Il quitte l'État pour revenir à l'Église. Raymond Gravel ne représentera plus la circonscription de Repentigny à la Chambre des communes, comme il l'a fait pendant deux ans sous la bannière du Bloc québécois. Pour lui, le choix était de persévérer en politique et d'être alors remercié de ses services par le Vatican; ou bien d'obéir au Saint-Siège en renonçant à son siège de député. Or, «c'est ma vie, être prêtre», explique Gravel.

Dans un premier temps, l'évêque de Joliette, Gilles Lussier, lui avait accordé l'autorisation d'entrer en politique lors de l'élection partielle de 2006 dans Repentigny. Depuis, les positions politiques de Raymond Gravel lui ont valu des ennuis - ce n'était pas la première fois - et ont fait du bruit, à partir des lobbies religieux du Canada anglais, jusqu'au Vatican.

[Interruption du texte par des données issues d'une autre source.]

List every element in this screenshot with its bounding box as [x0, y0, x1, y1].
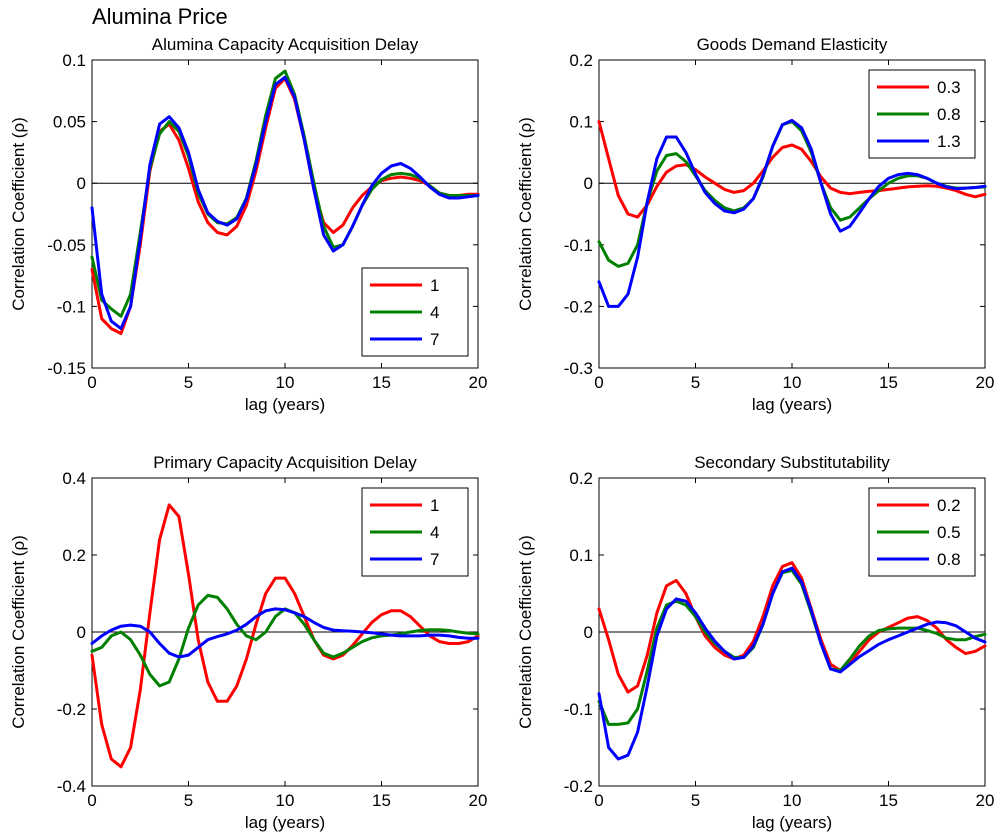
- subplot-title: Secondary Substitutability: [694, 453, 890, 472]
- y-tick-label: -0.2: [564, 777, 593, 796]
- x-tick-label: 0: [594, 373, 603, 392]
- y-tick-label: -0.4: [57, 777, 86, 796]
- x-axis-label: lag (years): [245, 395, 325, 414]
- y-tick-label: -0.2: [57, 700, 86, 719]
- subplot-3: 0 5 10 15 20 -0.4 -0.2 0 0.2 0.4 Primary Capacity …: [9, 453, 487, 832]
- x-axis-label: lag (years): [752, 813, 832, 832]
- y-axis-label: Correlation Coefficient (ρ): [516, 117, 535, 311]
- x-tick-label: 20: [469, 373, 488, 392]
- legend: 1 4 7: [361, 487, 469, 577]
- series-line-7: [90, 607, 480, 659]
- x-tick-label: 10: [276, 373, 295, 392]
- legend-label: 1.3: [937, 132, 961, 151]
- legend-label: 7: [430, 550, 439, 569]
- x-tick-label: 0: [87, 791, 96, 810]
- x-tick-label: 15: [372, 373, 391, 392]
- x-tick-label: 20: [976, 373, 995, 392]
- series-line-0.2: [597, 561, 987, 694]
- legend-label: 1: [430, 496, 439, 515]
- y-tick-label: -0.2: [564, 297, 593, 316]
- legend-label: 1: [430, 276, 439, 295]
- y-tick-label: -0.1: [564, 236, 593, 255]
- y-axis-label: Correlation Coefficient (ρ): [9, 117, 28, 311]
- y-tick-label: -0.15: [47, 359, 86, 378]
- series-line-1: [90, 503, 480, 769]
- x-tick-label: 5: [184, 373, 193, 392]
- y-tick-label: 0.1: [62, 51, 86, 70]
- x-tick-label: 10: [783, 373, 802, 392]
- legend-label: 0.5: [937, 523, 961, 542]
- series-line-0.8: [597, 566, 987, 761]
- y-tick-label: 0.1: [569, 546, 593, 565]
- y-tick-label: 0: [584, 174, 593, 193]
- y-tick-label: 0: [77, 174, 86, 193]
- y-tick-label: -0.1: [57, 297, 86, 316]
- legend: 1 4 7: [361, 267, 469, 357]
- legend-label: 0.8: [937, 105, 961, 124]
- subplot-title: Goods Demand Elasticity: [697, 35, 888, 54]
- y-tick-label: -0.3: [564, 359, 593, 378]
- y-tick-label: 0.2: [569, 51, 593, 70]
- y-tick-label: 0.05: [53, 113, 86, 132]
- x-tick-label: 5: [691, 791, 700, 810]
- series-line-0.3: [597, 120, 987, 219]
- legend-label: 4: [430, 523, 439, 542]
- x-tick-label: 20: [469, 791, 488, 810]
- y-tick-label: 0: [77, 623, 86, 642]
- subplot-4: 0 5 10 15 20 -0.2 -0.1 0 0.1 0.2 Secondary Substit…: [516, 453, 994, 832]
- y-tick-label: -0.1: [564, 700, 593, 719]
- legend-label: 0.8: [937, 550, 961, 569]
- x-tick-label: 10: [783, 791, 802, 810]
- figure-title: Alumina Price: [92, 4, 228, 29]
- y-axis-label: Correlation Coefficient (ρ): [9, 535, 28, 729]
- x-axis-label: lag (years): [752, 395, 832, 414]
- x-tick-label: 20: [976, 791, 995, 810]
- subplot-2: 0 5 10 15 20 -0.3 -0.2 -0.1 0 0.1 0.2 Goods Demand …: [516, 35, 994, 414]
- x-tick-label: 5: [184, 791, 193, 810]
- series-line-1.3: [597, 118, 987, 308]
- x-tick-label: 15: [372, 791, 391, 810]
- legend-label: 0.2: [937, 496, 961, 515]
- legend: 0.2 0.5 0.8: [868, 487, 976, 577]
- legend-label: 0.3: [937, 78, 961, 97]
- subplot-title: Primary Capacity Acquisition Delay: [153, 453, 417, 472]
- subplot-1: 0 5 10 15 20 -0.15 -0.1 -0.05 0 0.05 0.1 Alumina Ca…: [9, 35, 487, 414]
- y-tick-label: 0.4: [62, 469, 86, 488]
- legend-label: 4: [430, 303, 439, 322]
- x-tick-label: 0: [594, 791, 603, 810]
- y-tick-label: 0.1: [569, 113, 593, 132]
- y-tick-label: -0.05: [47, 236, 86, 255]
- subplot-title: Alumina Capacity Acquisition Delay: [152, 35, 419, 54]
- x-tick-label: 0: [87, 373, 96, 392]
- series-line-7: [90, 75, 480, 331]
- x-tick-label: 5: [691, 373, 700, 392]
- legend: 0.3 0.8 1.3: [868, 69, 976, 159]
- x-tick-label: 15: [879, 791, 898, 810]
- x-axis-label: lag (years): [245, 813, 325, 832]
- x-tick-label: 15: [879, 373, 898, 392]
- series-line-4: [90, 69, 480, 318]
- y-tick-label: 0: [584, 623, 593, 642]
- legend-label: 7: [430, 330, 439, 349]
- y-tick-label: 0.2: [569, 469, 593, 488]
- y-tick-label: 0.2: [62, 546, 86, 565]
- y-axis-label: Correlation Coefficient (ρ): [516, 535, 535, 729]
- x-tick-label: 10: [276, 791, 295, 810]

Le député a ainsi refusé d'endosser le projet de loi conservateur C-484 (sur les droits du foetus, que plusieurs voient comme une menace à l'accès à l'avortement); et pris la défense de Henry Morgentaler en tant que récipiendaire de l'Ordre du Canada.

Quoi qu'il en soit, Raymond Gravel aura certainement mené sa brève carrière en politique active avec intelligence, dignité et modération.

Cependant, le dilemme éthique soulevé par l'affaire, lui, demeure.

Trois siècles après les Lumières, est-il opportun de mélanger à nouveau la politique et la foi? Un ministre du culte, quelle que soit l'étiquette religieuse qu'il affiche, peut-il administrer l'État s'il demeure lié à son Église?

On peut répondre par l'affirmative aux deux questions si l'on estime, d'une part, que toute personne - et pas seulement les prêtres, ministres, rabbins ou imams - est titulaire d'un système de croyances, fut-il celui de l'athéisme. Et, d'autre part, que les Églises constituées ne s'intéressent qu'à un pouvoir de nature morale, détaché de la réalité matérielle à laquelle se consacre la politique.

Or, il s'agit là d'une vision angélique des choses. Et ce, pour deux raisons.

La première est que les grands débats politiques d'aujourd'hui sont de nature morale. On le comprendrait mieux si, à la place d'un prêtre identifié au camp progressiste, avait siégé un ministre du culte marqué à droite, férocement antigai et antiavortement, qui aurait appelé son dieu à la rescousse de l'institution du mariage et des enfants à naître Quelles longues plaintes stridentes aurait-on alors entendues urbi et orbi contre cette complicité scandaleuse de l'Église et de l'État!

La deuxième raison est que, sur le plan humain, il y a une énorme différence entre croire, et engager toute sa vie dans la promotion de cette foi. Il faut à un homme ou à une femme une tournure d'esprit particulière, ainsi qu'une effrayante détermination, pour consacrer son existence à un tel sacerdoce. Ainsi, ceux qui sont «élus» à la fois par un peuple et par un dieu auront presque toujours tendance à faire passer le second en premier.

Sauf exception, bien sûr, et Raymond Gravel en aura certainement été une.